Iran's leader meets with French president, not Obama

After wide speculation that President Obama would shake hands with Iran's President Hasan Rouhani, the two leaders did not end having a private meeting at the UN General Assembly. Instead, Mr. Rouhani met with French President Francois Hollande.  

Craig Ruttle/ AP Photo
Iranian President Hasan Rouhani shakes hands with French President Francois Hollande during the 68th session of the United Nations General Assembly at UN headquarters Tuesday, Sept. 24, 2013.

Iran's new president met with the French leader Tuesday on the sidelines of the UN General Assembly, but not with US President Barack Obama, as Western nations explored whether conciliatory talk from the Middle Eastern leader offers a way out of the impasse over Iran's nuclear program.

Anticipation of any brief but historic encounter between President Hasan Rouhani and Obama during the global meeting faded as US senior officials said a meeting proved to be too complicated for the Iranians. The officials insisted on anonymity because they were not authorized to discuss the decision publicly.

It would have been the first encounter between US and Iranian leaders in 36 years.

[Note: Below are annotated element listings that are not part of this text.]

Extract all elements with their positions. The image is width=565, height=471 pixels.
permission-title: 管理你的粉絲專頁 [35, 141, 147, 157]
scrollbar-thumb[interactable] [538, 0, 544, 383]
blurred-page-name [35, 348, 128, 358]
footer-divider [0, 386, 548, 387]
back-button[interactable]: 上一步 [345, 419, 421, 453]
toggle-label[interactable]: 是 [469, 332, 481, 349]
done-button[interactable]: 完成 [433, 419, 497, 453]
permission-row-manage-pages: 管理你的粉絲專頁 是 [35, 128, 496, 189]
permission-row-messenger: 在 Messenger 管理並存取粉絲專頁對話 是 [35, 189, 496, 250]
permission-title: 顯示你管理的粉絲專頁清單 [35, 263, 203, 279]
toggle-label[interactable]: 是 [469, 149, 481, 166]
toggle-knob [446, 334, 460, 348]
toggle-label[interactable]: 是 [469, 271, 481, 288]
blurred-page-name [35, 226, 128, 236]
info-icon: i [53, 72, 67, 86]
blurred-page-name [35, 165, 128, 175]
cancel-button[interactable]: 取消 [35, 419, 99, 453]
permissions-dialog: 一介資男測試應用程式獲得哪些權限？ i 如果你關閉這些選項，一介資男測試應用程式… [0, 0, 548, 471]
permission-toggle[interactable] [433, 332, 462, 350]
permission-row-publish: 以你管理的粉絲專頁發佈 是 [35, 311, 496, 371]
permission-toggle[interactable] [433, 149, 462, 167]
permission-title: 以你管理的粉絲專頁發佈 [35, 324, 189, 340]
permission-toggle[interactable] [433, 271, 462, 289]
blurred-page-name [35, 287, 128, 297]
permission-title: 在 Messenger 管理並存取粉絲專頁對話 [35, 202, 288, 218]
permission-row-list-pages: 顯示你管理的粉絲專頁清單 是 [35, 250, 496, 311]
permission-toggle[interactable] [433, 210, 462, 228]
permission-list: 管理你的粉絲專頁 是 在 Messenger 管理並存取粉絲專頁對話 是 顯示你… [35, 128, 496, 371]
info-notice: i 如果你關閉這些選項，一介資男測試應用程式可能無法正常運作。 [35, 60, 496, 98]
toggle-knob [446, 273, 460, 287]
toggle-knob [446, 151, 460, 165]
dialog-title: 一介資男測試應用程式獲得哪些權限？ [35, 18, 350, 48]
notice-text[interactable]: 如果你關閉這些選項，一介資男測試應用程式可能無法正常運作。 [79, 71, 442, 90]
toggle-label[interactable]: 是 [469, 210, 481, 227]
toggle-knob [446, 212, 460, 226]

Rouhani also did not attend Tuesday's luncheon for world leaders hosted by Secretary-General Ban Ki-moon. Iran's English-language Press TV said he skipped the event because alcohol was being served there. Iranian leaders have avoided past ceremonies because of the presence of alcohol, which is forbidden under Islamic law.

Rouhani was to address the General Assembly later Tuesday afternoon. Obama spoke in the morning, and while Rouhani was not seen there, Foreign Minister Javad Zarif was in attendance.

Obama welcomed the new Iranian government's pursuit of a "more moderate course," saying it should offer the basis for a breakthrough in nuclear talks. "The roadblocks may prove to be too great, but I firmly believe the diplomatic path must be tested," he said during his speech.

Hollande, speaking before his meeting with Rouhani, said he was open to dialogue with the recently elected leader, which he promised would be frank and direct. But he added that Rouhani's conciliatory words must be backed by "concrete gestures" that show Iran is not seeking nuclear weapons.

"For 10 years, France has been saying Iran can absolutely benefit from a civilian nuclear program, but it cannot work toward obtaining a nuclear weapon," Hollande told reporters.

Since taking office, Rouhani has called for a new start in relations with the US and declared that Iran is not seeking a nuclear weapon. Tehran has consistently said its nuclear program has only peaceful, civilian uses.

The US has said all options are on the table, including a military strike, to thwart any attempt by Iran to have a nuclear weapon.

Iran's foreign minister is expected to meet on Thursday with US Secretary of State John Kerry and counterparts from the other permanent Security Council members, plus Germany, to discuss possibly reviving stalled negotiations over Tehran's nuclear ambitions.

The possible diplomatic thaw is being watched warily by Israel, which has long sought tough punishment for Tehran in retaliation for its nuclear program.

In Israel, Prime Minister Benjamin Netanyahu on Tuesday warned that the world "should not be fooled" by signs of moderation by Rouhani and must keep up the pressure on Tehran.

"Iran thinks soothing words and token actions will enable it to continue on its path to the bomb," Netanyahu said.

In Tehran, Iran's foreign ministry said Thursday's meeting signals the beginning of a "new era" in relations with the West.